Probability spaces: Here we introduce the tools required to quantify a random experiment such as different type of sample spaces, indicator functions, σ algebra, events. A few items in this list are familiar to students of Probability though most are new. We then rigorously introduce the function P(⋅) which we call a probability and discuss its elementary + advanced properties like continuity, monotonicity, Borel Cantelli Lemma.
Probabilities on R: Now that we know what the function probability is, we can talk about a specific probability, one defined on R (its actually defined on B(R) but Im guessing you probably dont care, yet, right?).
Random Variable/Vectors: arguably, one could say that probability is the study of random variables (RV) and random vectors (RVec). This is why we introduce it here, in a rigorous fashion of course as it is what this subject revolves around. We will look at different properties of RVs and Rvecs (which are just the higher dimensional version of RVs). Once done, we can introduce the concept of independence between events. Now, this is probably the right time to introduce order statistics as this subject. After all, this is Probability For Inference (meaning there will be statistics will be built on the probability foundation weve laid) and this is where statistics start to enter the game.
Expectation: This is the first tool for playing around with RVs (and Rvecs of course).
Of course, it is just a repetition of expectation in second year probability and so students should probably just not worry about it and chill. Hey, maybe its the perfect time to catch up on other subects is what I would like to say. Except that
SORRY!! DO NOT MAKE THIS MISTAKE. What youve been introduced to in Probability are just computational formula, not the definition of expectation. Here, we rigorouly define expectation and discuss its properties and applications.
Conditional Expectation: Similar to expectation, one should be very careful as this is a very different animal compare to one introduced in Probability. In fact, the problems you see here in PFI regarding conditional expectation is completely different from those in Probability.
Oh and conditional expectation has a nice geometric interpretation as well, btw.

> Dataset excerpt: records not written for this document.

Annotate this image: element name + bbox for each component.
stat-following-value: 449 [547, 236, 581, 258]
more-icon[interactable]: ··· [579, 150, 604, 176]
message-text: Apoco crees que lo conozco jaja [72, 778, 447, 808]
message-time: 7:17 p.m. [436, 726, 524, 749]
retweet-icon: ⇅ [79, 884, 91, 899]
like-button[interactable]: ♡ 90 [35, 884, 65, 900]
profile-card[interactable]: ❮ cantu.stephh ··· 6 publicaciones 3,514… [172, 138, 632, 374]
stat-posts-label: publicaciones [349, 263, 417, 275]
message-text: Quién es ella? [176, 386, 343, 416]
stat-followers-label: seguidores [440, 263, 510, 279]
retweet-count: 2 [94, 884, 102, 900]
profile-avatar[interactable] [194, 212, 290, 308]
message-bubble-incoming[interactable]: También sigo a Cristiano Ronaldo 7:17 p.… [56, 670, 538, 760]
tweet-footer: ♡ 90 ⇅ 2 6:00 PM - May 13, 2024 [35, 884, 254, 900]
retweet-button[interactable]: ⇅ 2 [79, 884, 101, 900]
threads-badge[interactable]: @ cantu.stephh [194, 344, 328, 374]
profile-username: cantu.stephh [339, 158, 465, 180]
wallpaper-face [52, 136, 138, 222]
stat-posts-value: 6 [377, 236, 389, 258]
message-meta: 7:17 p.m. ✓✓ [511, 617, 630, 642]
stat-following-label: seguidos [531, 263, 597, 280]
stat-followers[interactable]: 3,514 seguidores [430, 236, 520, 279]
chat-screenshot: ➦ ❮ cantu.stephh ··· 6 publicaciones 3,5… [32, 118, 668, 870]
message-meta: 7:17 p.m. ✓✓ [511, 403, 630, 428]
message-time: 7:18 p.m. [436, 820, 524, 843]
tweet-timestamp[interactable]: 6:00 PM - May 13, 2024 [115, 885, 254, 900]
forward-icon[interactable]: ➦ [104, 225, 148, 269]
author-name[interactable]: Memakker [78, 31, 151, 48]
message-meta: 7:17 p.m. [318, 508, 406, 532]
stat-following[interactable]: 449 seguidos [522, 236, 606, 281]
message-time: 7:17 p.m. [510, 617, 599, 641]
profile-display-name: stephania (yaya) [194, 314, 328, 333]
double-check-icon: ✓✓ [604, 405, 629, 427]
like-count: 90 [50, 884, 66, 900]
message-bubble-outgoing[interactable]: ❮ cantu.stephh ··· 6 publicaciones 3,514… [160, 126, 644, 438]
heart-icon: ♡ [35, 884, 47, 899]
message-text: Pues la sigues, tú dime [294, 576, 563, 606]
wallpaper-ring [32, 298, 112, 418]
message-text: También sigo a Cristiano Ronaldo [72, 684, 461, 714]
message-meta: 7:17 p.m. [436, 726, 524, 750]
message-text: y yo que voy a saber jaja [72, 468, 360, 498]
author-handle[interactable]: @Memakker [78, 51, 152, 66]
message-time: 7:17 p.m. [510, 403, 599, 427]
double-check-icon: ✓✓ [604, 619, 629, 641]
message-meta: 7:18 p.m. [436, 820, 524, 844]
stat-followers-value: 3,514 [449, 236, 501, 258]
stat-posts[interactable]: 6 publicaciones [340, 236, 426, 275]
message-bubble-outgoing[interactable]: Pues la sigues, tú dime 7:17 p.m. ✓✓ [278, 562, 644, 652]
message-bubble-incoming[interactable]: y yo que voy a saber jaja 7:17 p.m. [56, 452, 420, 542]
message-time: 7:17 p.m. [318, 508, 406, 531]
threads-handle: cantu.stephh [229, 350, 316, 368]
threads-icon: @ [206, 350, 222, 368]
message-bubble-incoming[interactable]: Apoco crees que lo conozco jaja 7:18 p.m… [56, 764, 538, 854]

Some applications to Statistics: Now that weve got all the tools we need, it is time to apply them and application to statistic is our first stop. Topics from MAST20005 Statistics like Sufficient Statistics, Neyman Fisher Factorisation, Maximum Likelihood Estimators will be introduced (dont worry, you do not need to have done MAST20005 Statistics before hand). Here though, we will prove them, instead of just focusing on the computational side of things. Other topics introduced include Bias Estimators, Efficient Estimators and its uniqueness, Rao Blackwell Theorem.
Convergence of random variables: To those of you who did not enjoy MAST20026 Real Analysis (it is a prerequisite), this topic can be a nightmare. This is probably the most analysis part of the course. Meaning, we analyse RVs as a function just like how we did with regular functions in MAST20026 Real Analysis. Basically, one can have a sequence of RVs which will converge in different ways to something as the sequence goes on forever. This is however, just a tool. The main focus are the applications of these, namely the LawS of Large Numbers, the Law of Small Numbers.
Characteristic functions: If you enjoy computations then this topic is for you. Oh but do not forget the rigor in your computation 😊 (whatever that means). Here we are introduced to the powerful tool of Characteristic Functions (ChF) which are the older brother of Moment Generating Functions (MGF) and Probability Generating Functions (PGF). These ChF guys are guaranteed to exist (unlike MGF) and works even if the RV is not discrete (unlike PGF). The purpose of introducing these guys is to aid us in proving convergence of RVs as the RVs are very much married to these ChF. They go hand-in-hand together, almost.
Further applications to Statistics: Finally, we revisit the MLE, introduce a new concept of Empirical Distribution Function (EDF) and discuss its properties. Not much to say here other than the fact that the last few slides aren't examinable.